While OPEC+ will likely feel uneasy about the pressure we have seen on the oil market over the last week or so, it is not expected that they will recommend or take further action to reduce supply when the Joint Ministerial Monitoring Committee meets tomorrow. Instead, we are likely to see the group once again put pressure on those who are still producing above their quota levels to comply.
Later today, the EIA will release its usual weekly inventory report, and expectations are that US crude oil inventories increased by a little over 2MMbbls over the last week. Therefore if we see a number similar to the 9.52MMbbls drawdown the API reported overnight, it would likely provide some immediate support to the market.

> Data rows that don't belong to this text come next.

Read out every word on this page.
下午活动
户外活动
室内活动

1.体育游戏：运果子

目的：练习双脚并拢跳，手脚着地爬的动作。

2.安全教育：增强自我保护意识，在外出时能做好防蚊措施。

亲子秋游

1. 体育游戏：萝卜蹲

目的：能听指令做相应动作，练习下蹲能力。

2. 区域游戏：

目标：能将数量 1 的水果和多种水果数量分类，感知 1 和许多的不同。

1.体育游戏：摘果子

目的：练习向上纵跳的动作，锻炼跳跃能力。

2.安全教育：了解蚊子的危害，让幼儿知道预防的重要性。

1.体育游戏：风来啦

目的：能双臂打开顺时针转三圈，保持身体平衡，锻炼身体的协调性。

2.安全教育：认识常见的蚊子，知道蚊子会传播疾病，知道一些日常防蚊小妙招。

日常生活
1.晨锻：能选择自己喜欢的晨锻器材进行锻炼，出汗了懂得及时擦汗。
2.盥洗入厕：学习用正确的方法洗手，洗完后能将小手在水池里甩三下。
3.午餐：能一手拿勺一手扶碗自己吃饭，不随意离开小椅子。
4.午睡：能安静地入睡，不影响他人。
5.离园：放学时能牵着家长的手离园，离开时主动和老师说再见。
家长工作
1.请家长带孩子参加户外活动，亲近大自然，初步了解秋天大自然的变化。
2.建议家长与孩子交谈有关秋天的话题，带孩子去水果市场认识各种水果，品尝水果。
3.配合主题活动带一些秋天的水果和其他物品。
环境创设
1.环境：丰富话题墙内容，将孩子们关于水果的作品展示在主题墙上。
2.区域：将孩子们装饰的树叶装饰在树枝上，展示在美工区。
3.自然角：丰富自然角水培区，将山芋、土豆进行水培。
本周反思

In base metals, all major metals traded marginally lower yesterday, while zinc remained the only metal to close higher. On the macro side, data released yesterday showed that Chinese retail sales rose 0.5% YoY, growing for the first time this year, while industrial production expanded 5.6% YoY in August. Looking at inventories, the latest data from the LME shows that copper exchange inventories jumped by 3.7kt (+4.9%) yesterday (the largest daily increase since 15th June) to total 78.6kt.
Turning to aluminium, and the US has decided to remove the 10% import tariff that it imposed on Canadian aluminium last month, given the threat of retaliatory tariffs. The US had imposed the duties with growing concerns over a surge of inflows from Canada. This latest development should weigh on US Midwest premiums, something we are already seeing.
Meanwhile, the latest data from China’s National Bureau of Statistics continued to show a strong recovery in commodities output from China - with steel and aluminium producers once again hitting record production levels in August. The nation’s ongoing construction-led recovery is primarily responsible for mills and smelters producing at record levels. Chinese primary aluminium output rose 6.6% YoY and 2.3% MoM to total 3.2mt in August, while cumulative aluminium output over the first 8 months of the year is up 2.3% YoY, to total 24.3mt. China’s crude steel output increased by 8.7% YoY and 1.6% MoM to total 94.9mt.